One of the best tests of scale and adaptability for any cybersecurity framework is how well it can absorb an acquisition, flex for a merger or expand for new functionality. For example, Microsoft acquired CloudKnox Security in July of this year to gain greater visibility and control across the Microsoft Zero Trust framework and improve privileged access. CloudKnox has a successful track record of helping organizations get least-privilege principles right that reduces risk. Their expertise in continuous analytics to help prevent security breaches and ensure compliance is another reason why Microsoft acquired them.

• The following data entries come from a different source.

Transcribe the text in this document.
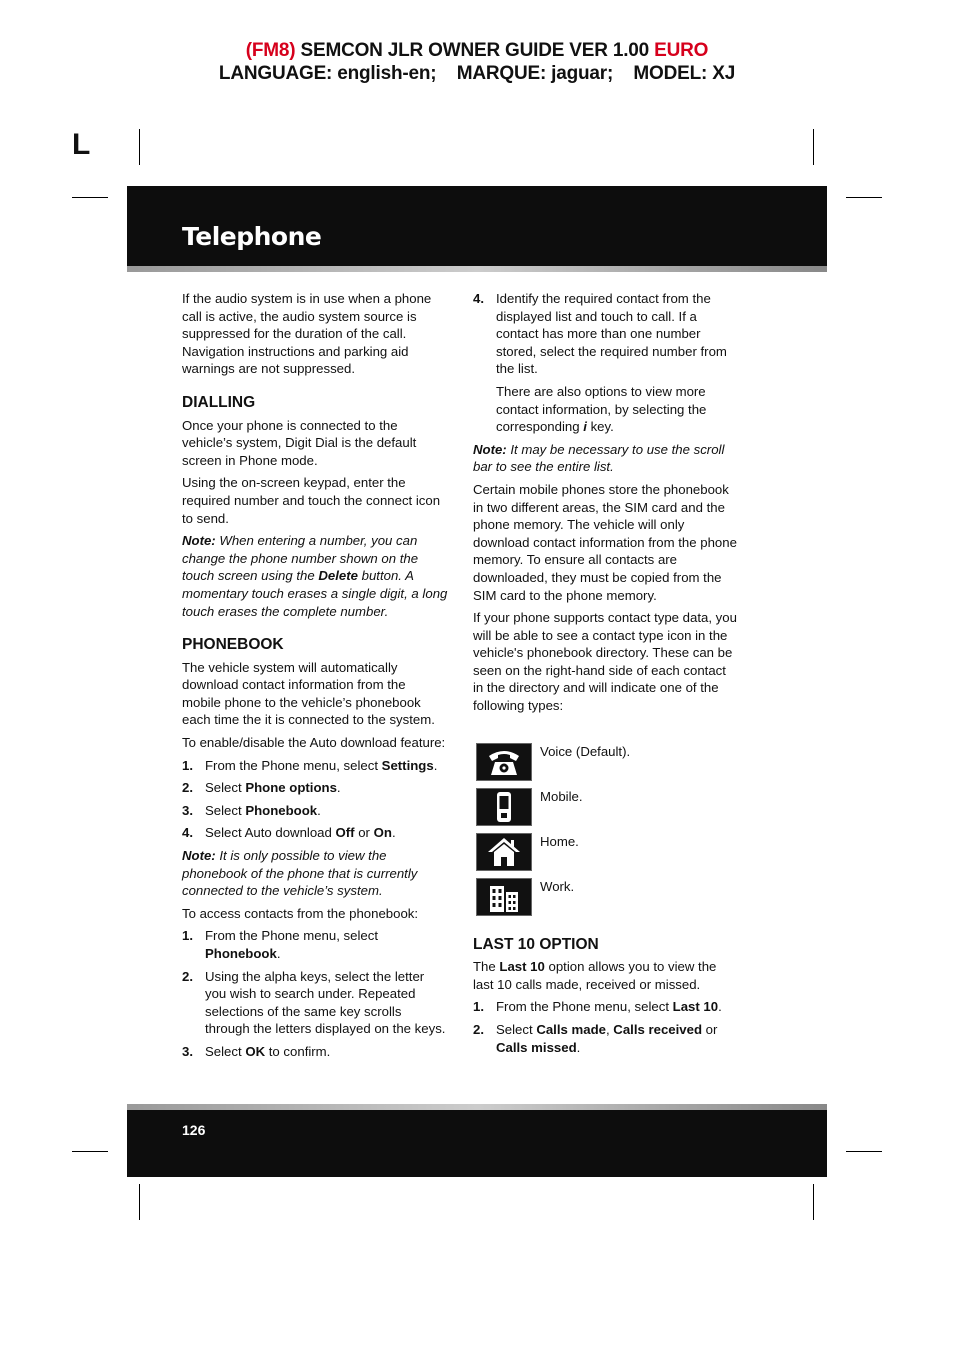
(FM8) SEMCON JLR OWNER GUIDE VER 1.00 EURO
LANGUAGE: english-en;    MARQUE: jaguar;    MODEL: XJ
L
Telephone

If the audio system is in use when a phone call is active, the audio system source is suppressed for the duration of the call. Navigation instructions and parking aid warnings are not suppressed.

DIALLING

Once your phone is connected to the vehicle’s system, Digit Dial is the default screen in Phone mode.

Using the on-screen keypad, enter the required number and touch the connect icon to send.

Note: When entering a number, you can change the phone number shown on the touch screen using the Delete button. A momentary touch erases a single digit, a long touch erases the complete number.

PHONEBOOK

The vehicle system will automatically download contact information from the mobile phone to the vehicle’s phonebook each time the it is connected to the system.

To enable/disable the Auto download feature:

1. From the Phone menu, select Settings.
2. Select Phone options.
3. Select Phonebook.
4. Select Auto download Off or On.

Note: It is only possible to view the phonebook of the phone that is currently connected to the vehicle’s system.

To access contacts from the phonebook:

1. From the Phone menu, select Phonebook.
2. Using the alpha keys, select the letter you wish to search under. Repeated selections of the same key scrolls through the letters displayed on the keys.
3. Select OK to confirm.
4. Identify the required contact from the displayed list and touch to call. If a contact has more than one number stored, select the required number from the list.

There are also options to view more contact information, by selecting the corresponding i key.

Note: It may be necessary to use the scroll bar to see the entire list.

Certain mobile phones store the phonebook in two different areas, the SIM card and the phone memory. The vehicle will only download contact information from the phone memory. To ensure all contacts are downloaded, they must be copied from the SIM card to the phone memory.

If your phone supports contact type data, you will be able to see a contact type icon in the vehicle's phonebook directory. These can be seen on the right-hand side of each contact in the directory and will indicate one of the following types:

Voice (Default).
Mobile.
Home.
Work.
LAST 10 OPTION

The Last 10 option allows you to view the last 10 calls made, received or missed.

1. From the Phone menu, select Last 10.
2. Select Calls made, Calls received or Calls missed.
126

At Ignite 2021, Alex Simons, Microsoft’s corporate VP of identity and network access program management, provided an overview of how CloudKnox has been successfully integrated into the Microsoft zero trust framework during his presentation titled ‘Grounding Zero Trust in Reality: Best Practices and Emerging Trends.’

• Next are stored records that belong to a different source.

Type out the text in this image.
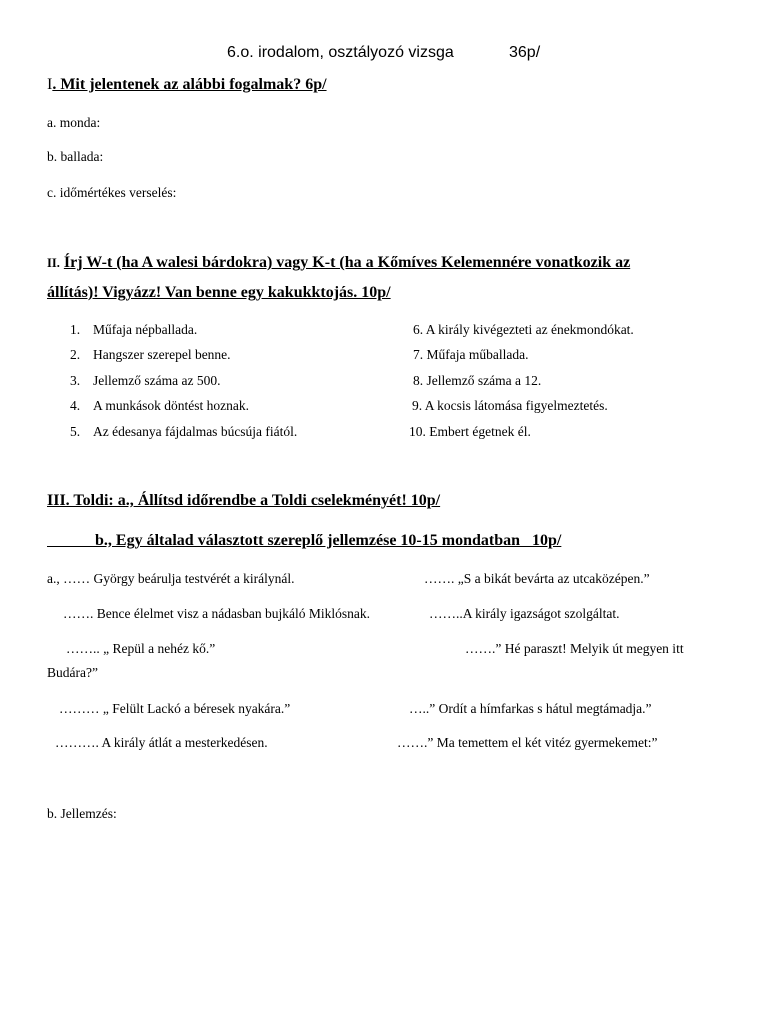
6.o. irodalom, osztályozó vizsga	36p/
I. Mit jelentenek az alábbi fogalmak? 6p/
a. monda:
b. ballada:
c. időmértékes verselés:
II. Írj W-t (ha A walesi bárdokra) vagy K-t (ha a Kőmíves Kelemennére vonatkozik az
állítás)! Vigyázz! Van benne egy kakukktojás. 10p/
1. Műfaja népballada.
2. Hangszer szerepel benne.
3. Jellemző száma az 500.
4. A munkások döntést hoznak.
5. Az édesanya fájdalmas búcsúja fiától.
6. A király kivégezteti az énekmondókat.
7. Műfaja műballada.
8. Jellemző száma a 12.
9. A kocsis látomása figyelmeztetés.
10. Embert égetnek él.
III. Toldi: a., Állítsd időrendbe a Toldi cselekményét! 10p/
b., Egy általad választott szereplő jellemzése 10-15 mondatban   10p/
a., …… György beárulja testvérét a királynál.	……. „S a bikát bevárta az utcaközépen.”
……. Bence élelmet visz a nádasban bujkáló Miklósnak.	……..A király igazságot szolgáltat.
…….. „ Repül a nehéz kő.”	…….” Hé paraszt! Melyik út megyen itt
Budára?”
……… „ Felült Lackó a béresek nyakára.”	…..” Ordít a hímfarkas s hátul megtámadja.”
………. A király átlát a mesterkedésen.	…….” Ma temettem el két vitéz gyermekemet:”
b. Jellemzés:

In just four months’ time, Microsoft successfully integrated CloudKnox into its zero-trust architecture — an example of what can be accomplished when DevOps teams have a clear security framework to work with, complete with zero trust-based design objectives. Alex Simons showed the following graphic during his presentation. The image reflects the ways in which Microsoft’s vision for zero-trust security is taking shape. A key takeaway from the presentation includes the six attributes of applications, data, infrastructure, network, identities, and endpoints that need to be synchronized with zero trust policy enforcement.

graphic from microsoft showing connection between CloudKnox and how it provides Microsoft's Azure Active Directory customers with improved visibility on a granular level, improved monitoring, and a streamlined approach to automating remediation for hybrid and multicloud permissions.

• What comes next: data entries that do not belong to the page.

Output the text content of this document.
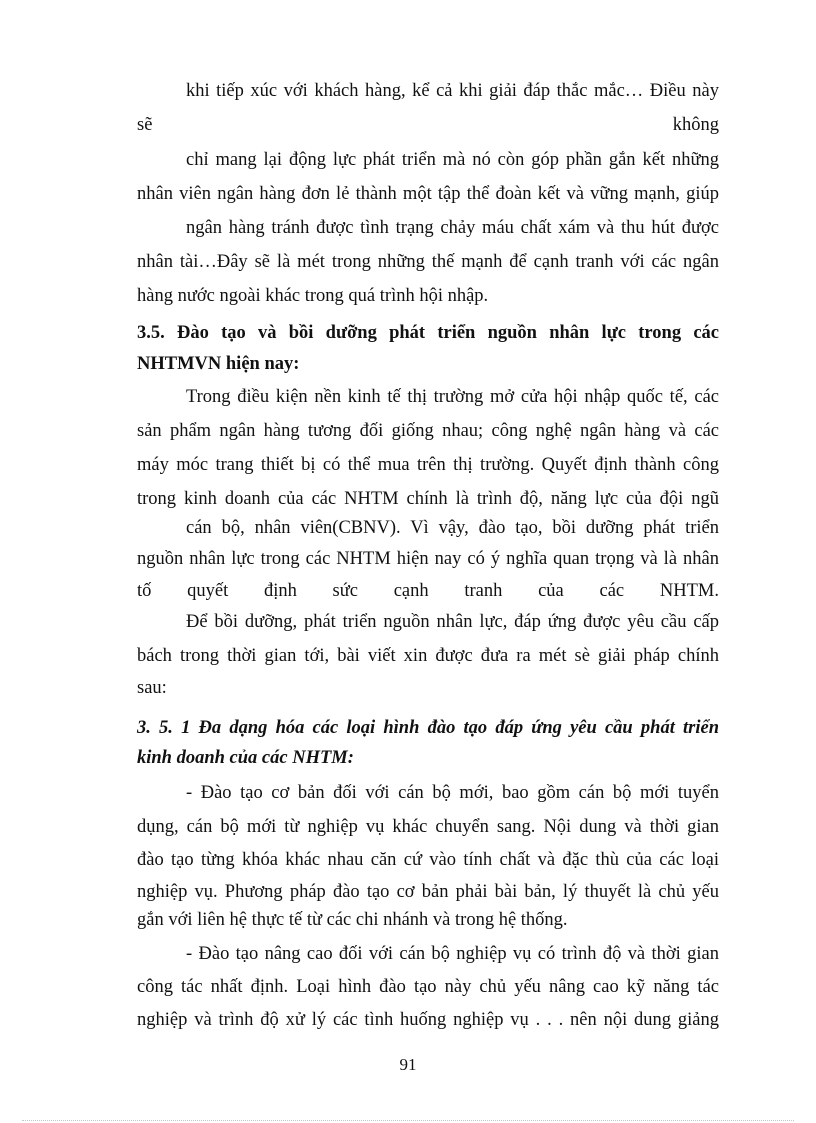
khi tiếp xúc với khách hàng, kể cả khi giải đáp thắc mắc… Điều này
sẽ	không
chỉ mang lại động lực phát triển mà nó còn góp phần gắn kết những
nhân viên ngân hàng đơn lẻ thành một tập thể đoàn kết và vững mạnh, giúp
ngân hàng tránh được tình trạng chảy máu chất xám và thu hút được
nhân tài…Đây sẽ là mét trong những thế mạnh để cạnh tranh với các ngân
hàng nước ngoài khác trong quá trình hội nhập.
3.5. Đào tạo và bồi dưỡng phát triển nguồn nhân lực trong các
NHTMVN hiện nay:
Trong điều kiện nền kinh tế thị trường mở cửa hội nhập quốc tế, các
sản phẩm ngân hàng tương đối giống nhau; công nghệ ngân hàng và các
máy móc trang thiết bị có thể mua trên thị trường. Quyết định thành công
trong kinh doanh của các NHTM chính là trình độ, năng lực của đội ngũ
cán bộ, nhân viên(CBNV). Vì vậy, đào tạo, bồi dưỡng phát triển
nguồn nhân lực trong các NHTM hiện nay có ý nghĩa quan trọng và là nhân
tố quyết định sức cạnh tranh của các NHTM.
Để bồi dưỡng, phát triển nguồn nhân lực, đáp ứng được yêu cầu cấp
bách trong thời gian tới, bài viết xin được đưa ra mét sè giải pháp chính
sau:
3. 5. 1 Đa dạng hóa các loại hình đào tạo đáp ứng yêu cầu phát triển
kinh doanh của các NHTM:
- Đào tạo cơ bản đối với cán bộ mới, bao gồm cán bộ mới tuyển
dụng, cán bộ mới từ nghiệp vụ khác chuyển sang. Nội dung và thời gian
đào tạo từng khóa khác nhau căn cứ vào tính chất và đặc thù của các loại
nghiệp vụ. Phương pháp đào tạo cơ bản phải bài bản, lý thuyết là chủ yếu
gắn với liên hệ thực tế từ các chi nhánh và trong hệ thống.
- Đào tạo nâng cao đối với cán bộ nghiệp vụ có trình độ và thời gian
công tác nhất định. Loại hình đào tạo này chủ yếu nâng cao kỹ năng tác
nghiệp và trình độ xử lý các tình huống nghiệp vụ . . . nên nội dung giảng
91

Microsoft’s second goal in acquiring CloudKnox is to provide Microsoft Azure Active Directory customers with improved visibility on a granular level, improved monitoring, and a streamlined approach to automating remediation for hybrid and multicloud permissions. The ultimate goal is to provide Azure’s Active Directory customers with the core areas of an enterprise-class zero trust platform, which includes unified privileged access management, identity governance, and entitlement management.

Securing the pipeline

Zero trust is a vital component needed to secure the many new hybrid work applications and platforms Microsoft announced at its Ignite event and the ones that the company has coming down the pipeline. The three most dominant themes of the tech giant’s 2021 conference have included the future of work, cybersecurity, and the fast pace of Azure innovation technologies. It’s notable that Microsoft never missed an opportunity to reveal to its prospective and current customers the three cornerstones of their zero trust framework, which are: protecting machine identities, thwarting ransomware with Rubrik’s latest technologies, and closing hybrid cloud gaps — all three of which are fertile areas of what is to come for the future of zero trust innovation.